Previous studies have shown that DMF increases mitochondrial respiration and content52,55. Therefore, the primary outcomes of this study were mitochondrial respiration and mitochondrial content of brain and heart. Based on previously published studies52,55 we expected a large effect size by DMF. However, given the exploratory nature of our study, the magnitude of change in mitochondrial function and content of brain and heart in response to DMF treatment was unknown before this study.

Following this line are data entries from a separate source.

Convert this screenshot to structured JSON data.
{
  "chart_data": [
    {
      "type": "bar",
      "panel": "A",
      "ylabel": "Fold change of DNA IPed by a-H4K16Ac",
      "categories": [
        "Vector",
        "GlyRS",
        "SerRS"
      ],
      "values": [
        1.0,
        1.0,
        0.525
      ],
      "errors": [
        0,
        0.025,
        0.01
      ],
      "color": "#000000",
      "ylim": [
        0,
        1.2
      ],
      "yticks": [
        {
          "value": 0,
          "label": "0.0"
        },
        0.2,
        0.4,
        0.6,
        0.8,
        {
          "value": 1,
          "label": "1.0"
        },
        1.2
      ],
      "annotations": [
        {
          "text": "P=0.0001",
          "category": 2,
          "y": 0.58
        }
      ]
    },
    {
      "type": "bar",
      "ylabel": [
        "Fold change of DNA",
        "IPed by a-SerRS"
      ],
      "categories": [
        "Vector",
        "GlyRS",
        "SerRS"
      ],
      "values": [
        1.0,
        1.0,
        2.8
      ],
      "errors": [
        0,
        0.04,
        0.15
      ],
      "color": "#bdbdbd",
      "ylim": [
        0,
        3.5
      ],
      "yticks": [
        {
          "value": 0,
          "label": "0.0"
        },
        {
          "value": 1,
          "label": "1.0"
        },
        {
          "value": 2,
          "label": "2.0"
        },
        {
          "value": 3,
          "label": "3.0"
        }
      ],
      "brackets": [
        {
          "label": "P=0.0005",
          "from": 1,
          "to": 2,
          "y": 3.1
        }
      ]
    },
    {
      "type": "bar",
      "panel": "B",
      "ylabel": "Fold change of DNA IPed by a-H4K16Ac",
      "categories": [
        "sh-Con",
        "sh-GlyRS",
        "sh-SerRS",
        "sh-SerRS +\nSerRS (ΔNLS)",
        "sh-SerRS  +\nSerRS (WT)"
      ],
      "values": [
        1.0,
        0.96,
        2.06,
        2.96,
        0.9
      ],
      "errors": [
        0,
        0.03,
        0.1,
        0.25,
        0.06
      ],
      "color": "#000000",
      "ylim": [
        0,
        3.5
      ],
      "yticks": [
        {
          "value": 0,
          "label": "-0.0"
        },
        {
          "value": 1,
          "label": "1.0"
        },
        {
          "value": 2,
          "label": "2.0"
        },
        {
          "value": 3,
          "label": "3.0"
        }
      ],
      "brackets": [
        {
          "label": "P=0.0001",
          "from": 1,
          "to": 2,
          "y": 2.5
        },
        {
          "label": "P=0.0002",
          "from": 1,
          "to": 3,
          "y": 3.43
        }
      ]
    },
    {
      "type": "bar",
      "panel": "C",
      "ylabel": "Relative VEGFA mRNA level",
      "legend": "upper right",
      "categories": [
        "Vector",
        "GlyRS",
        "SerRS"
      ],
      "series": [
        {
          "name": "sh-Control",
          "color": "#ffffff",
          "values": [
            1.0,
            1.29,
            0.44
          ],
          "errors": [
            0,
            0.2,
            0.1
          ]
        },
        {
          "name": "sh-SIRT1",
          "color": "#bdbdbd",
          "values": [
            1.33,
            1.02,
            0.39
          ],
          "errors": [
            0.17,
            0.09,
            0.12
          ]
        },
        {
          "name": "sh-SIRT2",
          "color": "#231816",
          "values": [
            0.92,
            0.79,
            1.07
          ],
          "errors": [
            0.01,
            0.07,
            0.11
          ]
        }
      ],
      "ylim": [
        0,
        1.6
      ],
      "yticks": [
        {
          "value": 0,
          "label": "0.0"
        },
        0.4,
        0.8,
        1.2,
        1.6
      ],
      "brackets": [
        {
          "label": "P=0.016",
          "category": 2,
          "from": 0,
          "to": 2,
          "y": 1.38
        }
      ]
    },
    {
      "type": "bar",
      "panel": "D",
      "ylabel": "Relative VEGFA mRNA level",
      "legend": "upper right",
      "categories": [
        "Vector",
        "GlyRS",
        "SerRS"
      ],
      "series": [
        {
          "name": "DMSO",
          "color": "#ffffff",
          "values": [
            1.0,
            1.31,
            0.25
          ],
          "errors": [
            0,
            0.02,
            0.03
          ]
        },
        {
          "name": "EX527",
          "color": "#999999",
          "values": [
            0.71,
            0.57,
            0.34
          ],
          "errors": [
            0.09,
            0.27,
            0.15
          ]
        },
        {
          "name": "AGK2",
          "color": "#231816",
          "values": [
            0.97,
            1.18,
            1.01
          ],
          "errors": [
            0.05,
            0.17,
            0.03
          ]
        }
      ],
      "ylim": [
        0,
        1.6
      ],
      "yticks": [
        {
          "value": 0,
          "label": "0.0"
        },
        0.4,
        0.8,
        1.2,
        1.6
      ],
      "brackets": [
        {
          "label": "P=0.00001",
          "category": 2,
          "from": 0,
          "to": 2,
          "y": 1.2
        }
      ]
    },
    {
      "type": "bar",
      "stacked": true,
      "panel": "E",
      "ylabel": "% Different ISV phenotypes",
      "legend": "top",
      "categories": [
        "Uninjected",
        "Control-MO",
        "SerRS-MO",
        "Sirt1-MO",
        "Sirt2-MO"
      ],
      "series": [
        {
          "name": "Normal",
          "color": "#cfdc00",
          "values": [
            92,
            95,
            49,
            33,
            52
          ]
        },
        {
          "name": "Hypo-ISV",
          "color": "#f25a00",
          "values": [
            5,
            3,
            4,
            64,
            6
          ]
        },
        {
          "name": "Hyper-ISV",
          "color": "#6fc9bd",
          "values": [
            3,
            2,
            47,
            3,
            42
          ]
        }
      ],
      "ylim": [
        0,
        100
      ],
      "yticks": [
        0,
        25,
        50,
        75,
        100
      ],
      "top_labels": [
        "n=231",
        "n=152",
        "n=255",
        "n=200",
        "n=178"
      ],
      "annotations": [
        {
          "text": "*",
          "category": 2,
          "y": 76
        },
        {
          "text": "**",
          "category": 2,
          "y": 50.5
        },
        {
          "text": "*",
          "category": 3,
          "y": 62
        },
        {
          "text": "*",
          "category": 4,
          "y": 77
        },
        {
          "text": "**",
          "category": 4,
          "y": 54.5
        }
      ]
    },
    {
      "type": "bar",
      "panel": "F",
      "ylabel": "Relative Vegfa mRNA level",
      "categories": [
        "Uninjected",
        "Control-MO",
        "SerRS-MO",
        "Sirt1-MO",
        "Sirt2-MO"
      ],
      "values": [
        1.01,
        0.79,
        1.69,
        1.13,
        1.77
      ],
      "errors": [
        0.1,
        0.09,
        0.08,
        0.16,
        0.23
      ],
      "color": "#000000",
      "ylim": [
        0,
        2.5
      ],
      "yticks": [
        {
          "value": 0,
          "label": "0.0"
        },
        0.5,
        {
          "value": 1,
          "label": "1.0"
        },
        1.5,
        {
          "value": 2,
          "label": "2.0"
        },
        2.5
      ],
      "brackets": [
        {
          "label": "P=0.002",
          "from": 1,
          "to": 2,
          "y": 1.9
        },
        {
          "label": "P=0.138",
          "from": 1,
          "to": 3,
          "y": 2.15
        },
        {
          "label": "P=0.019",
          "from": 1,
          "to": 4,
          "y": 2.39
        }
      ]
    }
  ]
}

Therefore, the sample size was decided based on previously published data of our laboratory demonstrating a significant decrease in cerebral mitochondrial respiration (OXPHOSCI+II capacity of cortex and hippocampus) and—content (citrate synthase activity of hippocampus) following cardiac arrest with a sample size of 5 animals per group58. Statistical analysis was performed using GraphPad Prism (GraphPad Software, San Diego, California, USA). Normally distributed data were analyzed using ordinary one-way ANOVA (homogenous variances) or Brown–Forsythe and Welch ANOVA (non-homogenous variances). For comparisons of non-normally distributed data, Kruskal–Wallis test was applied. Tukey’s multiple comparison test with comparison of every group with each of the other groups was used to evaluate treatment with DMF. Data are presented as mean ± SD. Correlation was evaluated using Spearman’s correlation coefficient. P < 0.05 was considered to indicate statistically significant differences. Graphical illustrations were prepared using Adobe illustrator, Biorender, and the Noun project.